One would forward the cause of adding several rural Illinois counties that don’t see eye-to-eye with Springfield or Chicago to more closely aligned Indiana. Another in Iowa would allow the same movement for counties in the Land of Lincoln that are closer to the Hawkeye State line.
Idaho GOP Gov. Brad Little and Oregon Democratic Gov. Tina Kotek did not respond to requests for comment.
So far, only a few such movements regarding either secession or redrawing of state lines have been successful.
The now-55 counties of West Virginia voted to secede from the then-Confederate Virginia and independently ratified the U.S. Constitution on June 20, 1863.
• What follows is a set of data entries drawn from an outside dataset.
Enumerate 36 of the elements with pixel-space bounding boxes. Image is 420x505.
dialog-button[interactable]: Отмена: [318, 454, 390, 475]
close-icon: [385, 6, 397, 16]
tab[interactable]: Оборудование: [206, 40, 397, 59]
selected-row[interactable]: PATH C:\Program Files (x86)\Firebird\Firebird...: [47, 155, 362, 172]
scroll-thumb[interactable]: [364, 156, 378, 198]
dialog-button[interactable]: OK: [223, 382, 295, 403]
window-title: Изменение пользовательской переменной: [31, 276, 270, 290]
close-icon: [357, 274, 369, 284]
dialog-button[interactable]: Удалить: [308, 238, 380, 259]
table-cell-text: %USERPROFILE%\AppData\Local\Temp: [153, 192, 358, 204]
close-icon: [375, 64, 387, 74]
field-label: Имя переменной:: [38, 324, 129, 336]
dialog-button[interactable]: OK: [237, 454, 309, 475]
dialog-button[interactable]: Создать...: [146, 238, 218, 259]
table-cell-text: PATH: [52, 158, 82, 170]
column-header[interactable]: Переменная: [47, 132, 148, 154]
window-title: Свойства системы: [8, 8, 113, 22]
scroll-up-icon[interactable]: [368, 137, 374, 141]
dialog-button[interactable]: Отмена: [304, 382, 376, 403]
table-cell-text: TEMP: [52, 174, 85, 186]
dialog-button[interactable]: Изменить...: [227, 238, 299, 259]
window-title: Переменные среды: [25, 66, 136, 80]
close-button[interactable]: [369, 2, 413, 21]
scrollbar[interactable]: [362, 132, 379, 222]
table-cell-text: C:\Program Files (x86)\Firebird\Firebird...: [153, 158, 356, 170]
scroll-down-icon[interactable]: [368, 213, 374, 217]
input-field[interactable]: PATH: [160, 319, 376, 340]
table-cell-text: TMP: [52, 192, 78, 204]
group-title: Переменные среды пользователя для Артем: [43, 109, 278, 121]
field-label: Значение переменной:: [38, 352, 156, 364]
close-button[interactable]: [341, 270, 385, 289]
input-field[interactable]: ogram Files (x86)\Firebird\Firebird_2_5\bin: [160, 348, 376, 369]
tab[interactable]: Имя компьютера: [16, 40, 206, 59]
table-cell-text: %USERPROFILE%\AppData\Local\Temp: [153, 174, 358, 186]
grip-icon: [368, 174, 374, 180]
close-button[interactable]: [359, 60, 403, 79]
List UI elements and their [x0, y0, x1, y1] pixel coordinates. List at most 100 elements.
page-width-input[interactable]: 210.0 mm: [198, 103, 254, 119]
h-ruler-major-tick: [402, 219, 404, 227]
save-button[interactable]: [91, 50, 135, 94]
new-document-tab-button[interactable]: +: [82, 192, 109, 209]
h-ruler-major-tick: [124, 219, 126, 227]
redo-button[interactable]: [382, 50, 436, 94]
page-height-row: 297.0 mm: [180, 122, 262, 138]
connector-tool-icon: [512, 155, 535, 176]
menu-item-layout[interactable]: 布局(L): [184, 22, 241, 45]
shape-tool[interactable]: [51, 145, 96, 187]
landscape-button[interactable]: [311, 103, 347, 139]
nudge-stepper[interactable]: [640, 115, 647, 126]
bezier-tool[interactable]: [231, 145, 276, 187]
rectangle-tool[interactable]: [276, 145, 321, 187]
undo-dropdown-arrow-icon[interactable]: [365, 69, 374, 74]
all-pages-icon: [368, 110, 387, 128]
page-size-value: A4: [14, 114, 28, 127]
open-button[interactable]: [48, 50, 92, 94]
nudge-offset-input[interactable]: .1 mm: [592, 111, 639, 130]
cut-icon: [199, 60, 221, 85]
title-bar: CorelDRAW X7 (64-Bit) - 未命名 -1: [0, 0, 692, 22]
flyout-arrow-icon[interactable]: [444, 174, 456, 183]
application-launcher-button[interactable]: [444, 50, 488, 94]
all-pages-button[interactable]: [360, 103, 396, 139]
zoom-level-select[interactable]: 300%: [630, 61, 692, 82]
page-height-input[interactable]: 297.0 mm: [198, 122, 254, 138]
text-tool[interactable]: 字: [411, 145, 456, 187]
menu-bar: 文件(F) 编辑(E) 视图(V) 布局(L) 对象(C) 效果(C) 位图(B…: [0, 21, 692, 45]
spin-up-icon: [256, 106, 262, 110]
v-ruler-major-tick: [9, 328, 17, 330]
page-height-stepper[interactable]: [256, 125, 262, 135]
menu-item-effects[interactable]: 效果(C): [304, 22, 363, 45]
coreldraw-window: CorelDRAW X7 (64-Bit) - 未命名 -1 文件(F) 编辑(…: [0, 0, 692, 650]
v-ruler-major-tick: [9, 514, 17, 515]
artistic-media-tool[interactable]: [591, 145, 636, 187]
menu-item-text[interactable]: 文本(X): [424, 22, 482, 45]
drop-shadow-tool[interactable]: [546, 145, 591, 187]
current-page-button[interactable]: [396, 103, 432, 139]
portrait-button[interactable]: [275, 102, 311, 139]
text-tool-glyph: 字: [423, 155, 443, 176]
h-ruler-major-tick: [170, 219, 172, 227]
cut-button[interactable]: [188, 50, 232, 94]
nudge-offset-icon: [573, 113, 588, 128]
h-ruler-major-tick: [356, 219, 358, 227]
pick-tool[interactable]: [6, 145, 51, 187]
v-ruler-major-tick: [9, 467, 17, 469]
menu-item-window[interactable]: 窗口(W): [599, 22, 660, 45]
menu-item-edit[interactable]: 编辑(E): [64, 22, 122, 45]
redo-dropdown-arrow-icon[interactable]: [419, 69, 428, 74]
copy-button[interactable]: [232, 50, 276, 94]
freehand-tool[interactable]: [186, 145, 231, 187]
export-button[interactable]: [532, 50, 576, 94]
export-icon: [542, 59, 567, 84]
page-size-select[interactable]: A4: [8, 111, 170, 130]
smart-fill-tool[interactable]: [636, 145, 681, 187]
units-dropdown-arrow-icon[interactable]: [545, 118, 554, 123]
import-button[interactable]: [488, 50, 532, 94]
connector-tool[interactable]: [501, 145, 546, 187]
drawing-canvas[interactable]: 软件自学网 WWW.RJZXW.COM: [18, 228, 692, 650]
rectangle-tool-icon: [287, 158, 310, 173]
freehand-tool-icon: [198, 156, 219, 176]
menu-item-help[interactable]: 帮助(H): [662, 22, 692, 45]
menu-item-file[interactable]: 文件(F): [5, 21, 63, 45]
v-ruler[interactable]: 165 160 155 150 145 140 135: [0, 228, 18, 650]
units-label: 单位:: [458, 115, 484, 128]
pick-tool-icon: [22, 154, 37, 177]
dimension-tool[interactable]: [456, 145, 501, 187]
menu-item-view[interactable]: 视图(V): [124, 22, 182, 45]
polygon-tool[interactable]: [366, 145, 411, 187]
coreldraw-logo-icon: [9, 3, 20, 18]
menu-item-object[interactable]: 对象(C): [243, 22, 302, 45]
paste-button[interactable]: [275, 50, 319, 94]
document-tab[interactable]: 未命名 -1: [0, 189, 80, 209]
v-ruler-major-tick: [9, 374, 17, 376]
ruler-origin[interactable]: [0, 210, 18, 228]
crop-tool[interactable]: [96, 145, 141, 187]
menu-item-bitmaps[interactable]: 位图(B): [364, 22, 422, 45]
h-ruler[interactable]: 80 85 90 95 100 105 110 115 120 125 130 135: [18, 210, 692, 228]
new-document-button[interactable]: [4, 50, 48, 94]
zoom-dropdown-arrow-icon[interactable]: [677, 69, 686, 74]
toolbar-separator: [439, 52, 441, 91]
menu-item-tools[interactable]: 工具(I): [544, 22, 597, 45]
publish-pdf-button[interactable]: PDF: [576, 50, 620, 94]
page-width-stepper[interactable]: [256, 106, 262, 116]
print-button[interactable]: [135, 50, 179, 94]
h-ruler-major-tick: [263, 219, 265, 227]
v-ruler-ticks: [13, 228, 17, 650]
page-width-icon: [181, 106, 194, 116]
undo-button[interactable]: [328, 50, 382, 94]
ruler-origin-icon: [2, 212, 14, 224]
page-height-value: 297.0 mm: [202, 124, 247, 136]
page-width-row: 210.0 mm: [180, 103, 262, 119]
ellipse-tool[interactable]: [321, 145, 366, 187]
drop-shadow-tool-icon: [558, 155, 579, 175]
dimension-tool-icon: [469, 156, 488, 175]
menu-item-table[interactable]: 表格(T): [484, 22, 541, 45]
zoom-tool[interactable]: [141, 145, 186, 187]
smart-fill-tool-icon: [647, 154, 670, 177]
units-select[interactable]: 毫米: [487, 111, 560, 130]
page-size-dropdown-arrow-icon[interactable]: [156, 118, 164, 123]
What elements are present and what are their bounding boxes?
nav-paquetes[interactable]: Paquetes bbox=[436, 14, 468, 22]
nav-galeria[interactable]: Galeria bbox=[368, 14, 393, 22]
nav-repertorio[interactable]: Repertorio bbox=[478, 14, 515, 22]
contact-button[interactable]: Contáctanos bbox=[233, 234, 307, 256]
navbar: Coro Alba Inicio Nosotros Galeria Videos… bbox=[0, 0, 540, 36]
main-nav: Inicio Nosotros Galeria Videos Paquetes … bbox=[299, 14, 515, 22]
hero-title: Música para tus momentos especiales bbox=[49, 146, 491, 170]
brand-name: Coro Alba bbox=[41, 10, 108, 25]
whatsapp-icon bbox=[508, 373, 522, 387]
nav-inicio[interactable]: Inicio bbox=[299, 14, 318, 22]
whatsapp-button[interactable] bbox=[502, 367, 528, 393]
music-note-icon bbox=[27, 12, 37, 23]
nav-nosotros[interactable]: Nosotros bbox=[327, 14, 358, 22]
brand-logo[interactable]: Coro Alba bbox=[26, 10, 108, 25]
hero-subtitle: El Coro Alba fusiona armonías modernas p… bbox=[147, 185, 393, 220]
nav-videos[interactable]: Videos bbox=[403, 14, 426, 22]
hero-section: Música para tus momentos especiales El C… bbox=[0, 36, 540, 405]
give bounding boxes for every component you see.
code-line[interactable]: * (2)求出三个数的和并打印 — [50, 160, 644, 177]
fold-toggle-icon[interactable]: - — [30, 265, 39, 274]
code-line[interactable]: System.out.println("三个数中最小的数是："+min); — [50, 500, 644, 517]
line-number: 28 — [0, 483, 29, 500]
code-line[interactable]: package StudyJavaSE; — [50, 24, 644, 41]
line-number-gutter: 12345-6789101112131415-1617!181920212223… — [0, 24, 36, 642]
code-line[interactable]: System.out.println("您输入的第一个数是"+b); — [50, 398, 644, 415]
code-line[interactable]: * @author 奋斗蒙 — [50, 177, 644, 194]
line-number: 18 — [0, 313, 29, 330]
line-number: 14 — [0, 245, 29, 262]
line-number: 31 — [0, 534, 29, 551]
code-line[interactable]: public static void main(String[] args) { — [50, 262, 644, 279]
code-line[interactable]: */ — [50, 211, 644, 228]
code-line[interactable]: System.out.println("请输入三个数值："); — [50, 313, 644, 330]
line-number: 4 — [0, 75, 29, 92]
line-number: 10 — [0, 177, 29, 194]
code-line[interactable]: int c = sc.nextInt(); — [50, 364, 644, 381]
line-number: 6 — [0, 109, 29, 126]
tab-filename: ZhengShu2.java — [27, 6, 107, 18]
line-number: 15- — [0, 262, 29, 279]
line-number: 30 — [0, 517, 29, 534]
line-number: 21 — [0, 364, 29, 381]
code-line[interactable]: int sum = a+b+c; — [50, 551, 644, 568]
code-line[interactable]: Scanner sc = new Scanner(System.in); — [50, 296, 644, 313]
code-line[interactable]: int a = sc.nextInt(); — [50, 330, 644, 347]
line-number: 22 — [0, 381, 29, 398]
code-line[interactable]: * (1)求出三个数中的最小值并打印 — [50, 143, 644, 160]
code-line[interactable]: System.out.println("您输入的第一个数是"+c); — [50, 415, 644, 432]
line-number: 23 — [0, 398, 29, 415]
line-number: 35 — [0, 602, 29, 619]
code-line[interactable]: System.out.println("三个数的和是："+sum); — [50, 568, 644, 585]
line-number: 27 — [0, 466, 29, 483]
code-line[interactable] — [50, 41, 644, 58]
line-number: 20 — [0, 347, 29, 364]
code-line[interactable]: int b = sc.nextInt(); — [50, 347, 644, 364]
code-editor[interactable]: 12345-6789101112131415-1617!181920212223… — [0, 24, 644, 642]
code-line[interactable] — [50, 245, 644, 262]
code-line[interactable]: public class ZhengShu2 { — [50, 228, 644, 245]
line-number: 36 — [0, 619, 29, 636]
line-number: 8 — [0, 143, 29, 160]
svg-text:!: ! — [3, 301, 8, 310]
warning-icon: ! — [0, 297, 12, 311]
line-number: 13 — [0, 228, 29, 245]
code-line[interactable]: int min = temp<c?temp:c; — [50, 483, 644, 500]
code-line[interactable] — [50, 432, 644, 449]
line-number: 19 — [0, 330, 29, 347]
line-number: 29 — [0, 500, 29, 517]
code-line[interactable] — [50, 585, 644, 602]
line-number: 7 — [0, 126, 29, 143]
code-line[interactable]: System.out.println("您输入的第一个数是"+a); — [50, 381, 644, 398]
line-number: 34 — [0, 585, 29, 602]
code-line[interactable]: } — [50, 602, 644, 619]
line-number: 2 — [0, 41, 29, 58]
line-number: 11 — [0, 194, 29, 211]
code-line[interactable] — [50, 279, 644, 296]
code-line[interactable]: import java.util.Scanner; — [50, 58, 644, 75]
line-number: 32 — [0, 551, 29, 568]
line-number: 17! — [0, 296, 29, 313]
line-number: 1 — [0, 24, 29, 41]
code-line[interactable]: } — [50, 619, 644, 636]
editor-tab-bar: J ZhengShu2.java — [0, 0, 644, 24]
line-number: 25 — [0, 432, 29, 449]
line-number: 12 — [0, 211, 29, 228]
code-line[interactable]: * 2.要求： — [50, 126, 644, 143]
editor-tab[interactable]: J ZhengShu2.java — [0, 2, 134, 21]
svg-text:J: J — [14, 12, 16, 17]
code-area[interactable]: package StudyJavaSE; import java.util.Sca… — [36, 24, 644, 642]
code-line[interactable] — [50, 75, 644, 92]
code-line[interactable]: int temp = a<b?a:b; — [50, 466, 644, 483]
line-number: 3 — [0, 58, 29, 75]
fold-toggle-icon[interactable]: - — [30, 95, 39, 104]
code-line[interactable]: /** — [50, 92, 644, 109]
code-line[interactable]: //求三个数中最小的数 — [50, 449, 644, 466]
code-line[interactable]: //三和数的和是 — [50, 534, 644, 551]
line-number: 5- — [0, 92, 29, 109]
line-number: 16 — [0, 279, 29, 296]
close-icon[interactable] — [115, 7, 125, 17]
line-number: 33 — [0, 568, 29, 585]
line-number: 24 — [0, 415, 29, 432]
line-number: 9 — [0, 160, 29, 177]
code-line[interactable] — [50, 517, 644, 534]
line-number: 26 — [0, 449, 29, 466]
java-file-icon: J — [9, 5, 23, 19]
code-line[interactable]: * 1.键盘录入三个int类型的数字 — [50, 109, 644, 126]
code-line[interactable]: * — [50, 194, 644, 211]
A Washington Post story on the matter said Mountaineers split from Virginia as a way of “defending the ‘United States’… rather than the ‘seceded states’.”
In New York City’s Staten Island – the “forgotten borough” as many locals call it – there has been a movement afoot for decades seeking to break from the Big Apple.
Already geographically distant on the “New Jersey side” of the Hudson River, the borough is also separated from the Garden State by the Kill Van Kull and Arthur Kill.
Efforts to reestablish the reliably-red borough as the city of Richmond (after its coterminous county) or other names began with a favor from then-Gov. Mario Cuomo in the 1980s.
Cuomo enraged city leaders but endeared himself to the working-class voters on the island by approving state Sen. John J. Marchi’s push for a secession referendum.
Marchi, who died in 2006 and now has a Staten Island Ferry named in his honor, saw his borough vote nearly 2-1 to secede in 1993 – only to have their desires quashed by Albany’s Democratic majority.
And while the 1995 election of Mayor Rudy Giuliani calmed secession tensions, the drumbeat began anew in recent months.
“I think it’s time to secede,” Rep. Nicole Malliotakis, R-N.Y., told The New York Post as Gov. Kathy Hochul was touting her congestion-priced driving fee that now double-taxes Staten Island commuters.
“There’s no real value in being part of this city or the state. We didn’t vote for this mayor; we didn’t vote for this governor; and we didn’t vote for this president, but we’re always the ones getting screwed,” she said.